Es setzte leichter Nieselregen ein. Ein heißer Tipp für solche Phasen, in denen man sich vom Schmuddelwetter ablenken möchte oder es außer Deich und Grün und dunklem Himmel nicht viel zu sehen gibt: Ich stelle mir dann mit Begeisterung vor, dass ich in meinem persönlichen riesigen Freilichtmuseum unterwegs bin und dass die Fenster der Privathäuser, an denen ich vorbeiradle, eigentlich außergewöhnliche Museumsvitrinen sind. So wie dieses hier – was haben die Bewohner da denn Hübsches ausgestellt?

Nur für mich haben die Bewohner dieses Hauses etwas auf ihrer Fensterbank ausgestellt. Was ist es nur?
Erst mal näher rangehen.

Ausstellungsstück im Fenster: ein Schneefuchs? Irgendein Mardertier? Wer stellt sich so etwas auf die Fensterbank?
Weiter nach Strachau.
Es sieht aus wie ein rot eingefärbter Teilabdruck eines opulenten Hinterns, der in einem Holzgestell zum Trocknen hängt. Es heißt „Grosser Schrein“, ist eine bildhauerische Arbeit von Klaus Großkopf und steht direkt am Strachauer Ortseingang am Radweg.
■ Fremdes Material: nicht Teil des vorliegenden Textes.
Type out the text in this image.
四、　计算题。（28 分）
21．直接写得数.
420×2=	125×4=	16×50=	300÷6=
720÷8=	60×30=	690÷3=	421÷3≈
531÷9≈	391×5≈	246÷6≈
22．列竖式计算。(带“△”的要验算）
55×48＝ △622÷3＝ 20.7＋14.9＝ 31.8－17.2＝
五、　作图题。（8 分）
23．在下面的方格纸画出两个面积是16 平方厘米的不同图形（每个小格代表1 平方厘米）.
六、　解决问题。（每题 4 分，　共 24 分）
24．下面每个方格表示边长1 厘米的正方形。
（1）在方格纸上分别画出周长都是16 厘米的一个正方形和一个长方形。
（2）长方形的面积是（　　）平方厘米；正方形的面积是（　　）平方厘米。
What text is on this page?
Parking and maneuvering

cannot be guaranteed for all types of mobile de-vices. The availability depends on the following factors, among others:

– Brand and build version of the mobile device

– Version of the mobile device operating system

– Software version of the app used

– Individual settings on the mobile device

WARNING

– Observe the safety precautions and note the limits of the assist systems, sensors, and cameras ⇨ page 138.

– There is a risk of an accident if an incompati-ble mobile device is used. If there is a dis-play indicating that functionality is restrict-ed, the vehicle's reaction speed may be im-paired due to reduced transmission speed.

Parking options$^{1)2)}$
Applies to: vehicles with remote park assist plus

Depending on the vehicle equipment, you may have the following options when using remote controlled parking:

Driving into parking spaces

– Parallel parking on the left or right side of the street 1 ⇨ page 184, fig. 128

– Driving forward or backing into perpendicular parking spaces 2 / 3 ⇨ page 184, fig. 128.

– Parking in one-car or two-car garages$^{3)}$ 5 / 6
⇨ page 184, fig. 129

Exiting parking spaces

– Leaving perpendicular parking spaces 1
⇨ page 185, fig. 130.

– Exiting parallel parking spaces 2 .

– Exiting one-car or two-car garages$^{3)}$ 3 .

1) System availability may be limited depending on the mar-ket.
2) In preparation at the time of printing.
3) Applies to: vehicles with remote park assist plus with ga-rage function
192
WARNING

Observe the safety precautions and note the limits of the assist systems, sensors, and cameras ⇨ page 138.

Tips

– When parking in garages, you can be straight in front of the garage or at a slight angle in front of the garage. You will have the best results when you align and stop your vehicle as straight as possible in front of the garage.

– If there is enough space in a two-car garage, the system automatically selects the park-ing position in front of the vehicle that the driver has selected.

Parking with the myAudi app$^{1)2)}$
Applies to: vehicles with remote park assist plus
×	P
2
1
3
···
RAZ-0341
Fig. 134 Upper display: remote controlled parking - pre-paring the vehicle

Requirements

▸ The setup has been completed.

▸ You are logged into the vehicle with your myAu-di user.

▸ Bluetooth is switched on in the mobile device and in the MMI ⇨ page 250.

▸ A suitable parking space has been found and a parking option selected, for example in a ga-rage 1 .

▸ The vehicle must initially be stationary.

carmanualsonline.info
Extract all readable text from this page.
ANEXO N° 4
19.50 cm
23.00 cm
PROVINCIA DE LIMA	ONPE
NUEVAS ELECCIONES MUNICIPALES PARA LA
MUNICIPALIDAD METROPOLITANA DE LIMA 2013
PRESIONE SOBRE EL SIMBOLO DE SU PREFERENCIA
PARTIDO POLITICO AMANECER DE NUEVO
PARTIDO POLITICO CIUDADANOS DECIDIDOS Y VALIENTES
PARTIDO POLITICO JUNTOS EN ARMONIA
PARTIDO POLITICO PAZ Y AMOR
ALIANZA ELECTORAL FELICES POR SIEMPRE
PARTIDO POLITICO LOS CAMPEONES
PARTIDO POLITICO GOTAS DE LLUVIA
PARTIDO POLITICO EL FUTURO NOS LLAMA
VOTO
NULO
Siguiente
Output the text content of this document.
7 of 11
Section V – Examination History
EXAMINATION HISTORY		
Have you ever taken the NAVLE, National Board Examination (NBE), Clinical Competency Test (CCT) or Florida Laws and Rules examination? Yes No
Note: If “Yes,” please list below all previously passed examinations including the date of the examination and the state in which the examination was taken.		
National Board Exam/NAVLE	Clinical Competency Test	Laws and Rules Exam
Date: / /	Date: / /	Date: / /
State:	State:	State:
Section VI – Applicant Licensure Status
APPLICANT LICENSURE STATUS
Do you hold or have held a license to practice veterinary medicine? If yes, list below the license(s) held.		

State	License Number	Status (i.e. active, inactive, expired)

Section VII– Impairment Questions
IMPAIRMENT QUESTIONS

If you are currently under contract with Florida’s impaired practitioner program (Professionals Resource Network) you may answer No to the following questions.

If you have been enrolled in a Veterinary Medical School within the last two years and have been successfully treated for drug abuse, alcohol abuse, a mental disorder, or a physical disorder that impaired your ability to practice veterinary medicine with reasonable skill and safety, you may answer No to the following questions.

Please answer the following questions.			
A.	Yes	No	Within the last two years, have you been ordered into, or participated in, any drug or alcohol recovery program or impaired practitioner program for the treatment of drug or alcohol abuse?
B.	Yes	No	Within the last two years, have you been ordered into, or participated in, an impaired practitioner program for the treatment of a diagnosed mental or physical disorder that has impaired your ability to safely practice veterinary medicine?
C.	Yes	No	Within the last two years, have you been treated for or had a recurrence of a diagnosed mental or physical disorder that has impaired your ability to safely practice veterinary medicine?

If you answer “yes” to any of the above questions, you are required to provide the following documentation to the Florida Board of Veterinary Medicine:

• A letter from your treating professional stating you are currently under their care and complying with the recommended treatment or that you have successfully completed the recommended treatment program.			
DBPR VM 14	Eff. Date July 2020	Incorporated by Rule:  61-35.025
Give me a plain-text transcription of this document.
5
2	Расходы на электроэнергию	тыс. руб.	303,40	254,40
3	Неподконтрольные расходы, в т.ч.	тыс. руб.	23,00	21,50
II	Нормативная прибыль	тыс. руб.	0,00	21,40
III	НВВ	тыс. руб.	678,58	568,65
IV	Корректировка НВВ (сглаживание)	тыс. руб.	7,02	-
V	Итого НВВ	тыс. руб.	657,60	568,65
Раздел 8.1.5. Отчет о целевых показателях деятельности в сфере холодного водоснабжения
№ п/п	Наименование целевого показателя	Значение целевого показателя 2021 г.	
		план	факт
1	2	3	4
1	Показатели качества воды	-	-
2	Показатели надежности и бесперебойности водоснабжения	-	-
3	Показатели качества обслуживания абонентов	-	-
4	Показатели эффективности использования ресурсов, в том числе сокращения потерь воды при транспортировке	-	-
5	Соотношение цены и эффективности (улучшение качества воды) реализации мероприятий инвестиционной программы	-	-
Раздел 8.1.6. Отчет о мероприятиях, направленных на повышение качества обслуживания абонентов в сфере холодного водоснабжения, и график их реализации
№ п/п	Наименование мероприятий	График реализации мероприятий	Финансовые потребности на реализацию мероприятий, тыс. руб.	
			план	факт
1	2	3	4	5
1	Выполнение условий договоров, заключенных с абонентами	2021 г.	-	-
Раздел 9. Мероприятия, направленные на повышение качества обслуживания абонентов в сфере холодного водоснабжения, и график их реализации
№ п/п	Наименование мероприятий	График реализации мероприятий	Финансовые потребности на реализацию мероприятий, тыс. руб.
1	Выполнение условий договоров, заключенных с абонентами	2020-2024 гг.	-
Ich erinnerte mich urplötzlich an ein lesenswertes Porträt von Klaus Großkopf, das vor Jahren im Magazin Zero zu lesen war. Entschied sich der Autor des Porträts Karl-Heinz Farni damals nicht für einen Besuch bei Großkopf, nachdem er minutenlang beseelt einen steinernen Arsch von Großkopf in Händen gehalten hatte?
Auf der gegenüberliegenden Straßenseite liegt der private Skulpturengarten von Klaus Großkopf und Barbara Westphal.
Der Skulpturengarten ist – soweit ich weiß – nicht öffentlich zugänglich. Aber man kann auch vom Radweg aus zwischen den alten Obstbäumen die unterschiedlichsten Skulpturen entdecken.

Ein weiteres interessantes Ausstellungsstück in einem privaten Vorgarten: ein mit Glasscheiben aufgemotzter Beton-Blumenkasten.
Eine willkommene Abwechslung zur Deich-Einsamkeit: eine Schafherde mit – wie mir einer der begleitenden drei Schäfer sagte – über 1000 (!) Tieren, die an mir vorbeigetrieben wurde.
Auf meine Frage, wo es denn nun hingehe für die Tiere, antwortete er mit todernster Miene: „Nach Hamburg. Die wollen alle zur Reeperbahn.“ Ah, ja.
In Wehningen machte ich einen kleinen Abstecher zur Kapelle. Irgendwo hatte ich gelesen, dass sich in den Ziegeln rechts und links des Eingangs Pfotenabdrücke von Hund oder Katze befinden sollen. Tatsächlich!
Die Pfotenabdrucke sollen als „Bannzeichen“ gedient haben, heißt es. Die Küsterin, die vor der Kapelle gerade am Teppichklopfen war, mochte dies nicht bestätigen.
Ganz in der Nähe des Radwegs stieß ich auf einen auffallend imposanten Pfeiler. Ein Solitär. Die rostigen Scharniere an einer Seite wiesen aber darauf hin, dass zu diesem Pfeiler einmal ein Zwilling mit entsprechender Tordurchfahrt gehört haben muß.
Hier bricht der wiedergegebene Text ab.